Empörung darüber, dass die Leistungen von Frauen viel zu oft übersehen würden, hatte die Hansischen Frouwen 2002 auf den Plan gerufen: In der Jacobikirche in der Altstadt wurde damals eine Ausstellung zur Backsteingotik gezeigt, erzählt Ruth Bördlein. Lebensgroße Figuren standen als Gesprächsrunde im Kirchenraum. der „Geist der Backsteingotik“ sollte so gezeigt werden. Doch Frauen waren nicht dabei.

Lebensgroße Figuren

„Wir als Ökumenischer Frauenkreis haben das damals kritisiert“, erinnert sich Ruth Bördlein. Doch die Ausstellungsmacher erklärten nur, man habe zu Frauen aus der Zeit keine Informationen. „Wir waren so wütend“, erinnert sich Antje Heinrich-Sellering. Die Wut ging schnell über kirchliche Kreise hinaus, die „Hansischen Frouwen“ als loser Verbund auch von Historikerinnen und Künstlerinnen bildete sich. In einer ersten Aktion schuf die Gruppe lebensgroße Frauenfiguren aus Gips und bekleidete sie mit mittelalterlichen Gewändern. „Die haben wir dann in einer Prozession durch die Stadt zur Jacobikirche getragen“, erzählt Ruth Bördlein. „Das hat Aufsehen erregt!“

In der Folge begannen einzelne der „Frouwen“, in Archiven und mithilfe von Zeitzeugen weibliche Lebensgeschichten aus Vorpommern zu erforschen. „Es ist leider wirklich so, dass man über Frauen im Mittelalter nur wenig findet“, sagt Antje Heinrich-Sellering.

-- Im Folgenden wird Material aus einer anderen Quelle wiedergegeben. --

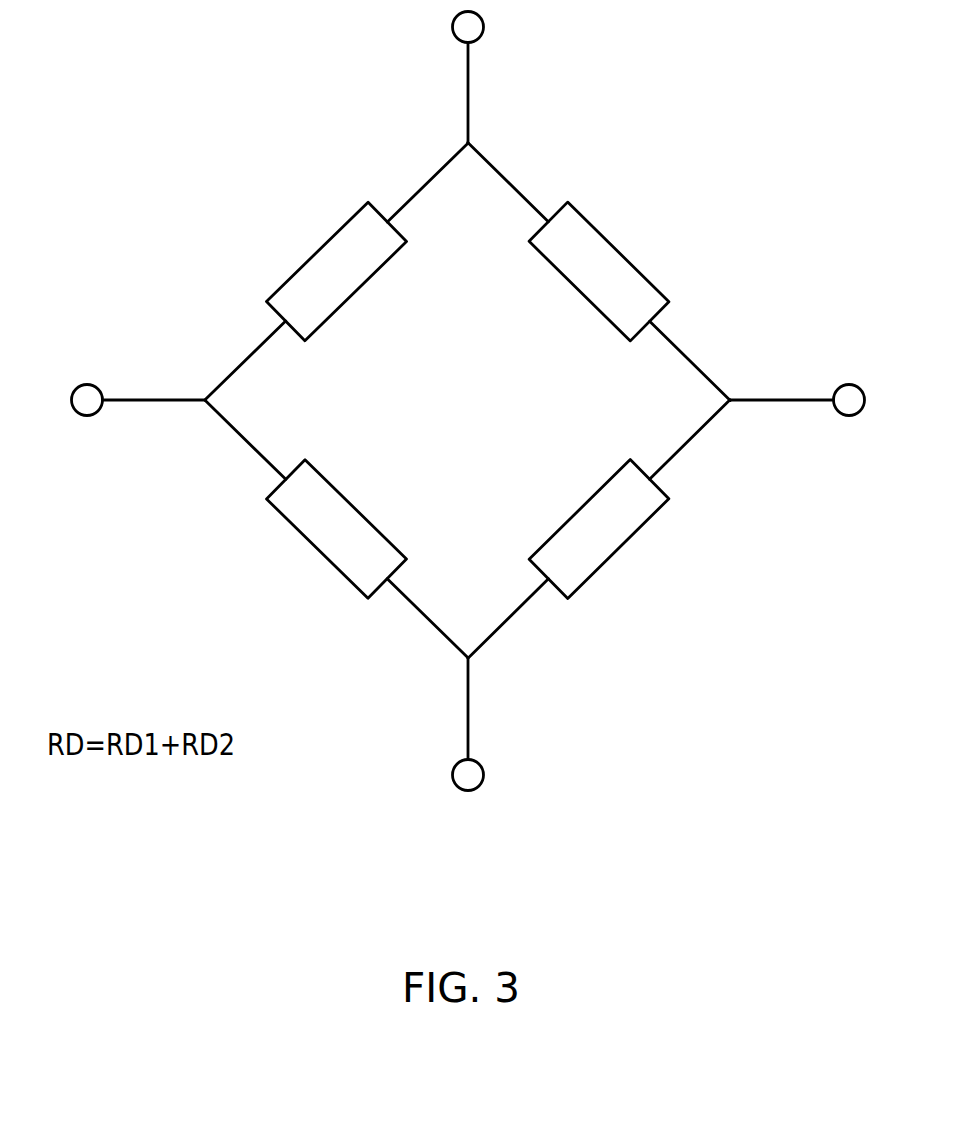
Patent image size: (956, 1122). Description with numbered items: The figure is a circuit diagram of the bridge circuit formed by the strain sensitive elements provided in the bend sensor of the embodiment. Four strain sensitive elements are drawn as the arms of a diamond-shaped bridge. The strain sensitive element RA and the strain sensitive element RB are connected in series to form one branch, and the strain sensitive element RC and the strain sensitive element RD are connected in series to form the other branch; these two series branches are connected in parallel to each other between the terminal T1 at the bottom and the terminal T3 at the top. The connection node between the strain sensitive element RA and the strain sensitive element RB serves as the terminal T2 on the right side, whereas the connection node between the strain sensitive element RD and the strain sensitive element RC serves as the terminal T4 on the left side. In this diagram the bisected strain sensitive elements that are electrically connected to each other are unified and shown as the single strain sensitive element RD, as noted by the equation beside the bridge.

Aber das Wenige sei besser als nichts und mit den Jahrhunderten werde es mehr. In der Broschüre, aber auch in Stadtführungen und anderen Aktionen machen sie das Gefundene fortlaufend bekannt, um den vergessenen Frauen einen Platz im öffentlichen Bewusstsein zu sichern. Wer weiß: Wenn in Zukunft jemand fragt, wer Käthe Kluth war, werden andere vielleicht sagen: „Na, die Anglistin und Germanistin, die 1959 erste Professorin der Uni Greifswald wurde! Das weißt Du nicht?!“

Info
Das Heft „Greifswalderinnen“ ist in der Stadtinfo und der Stadtbibliothek Greifswald zu erwerben.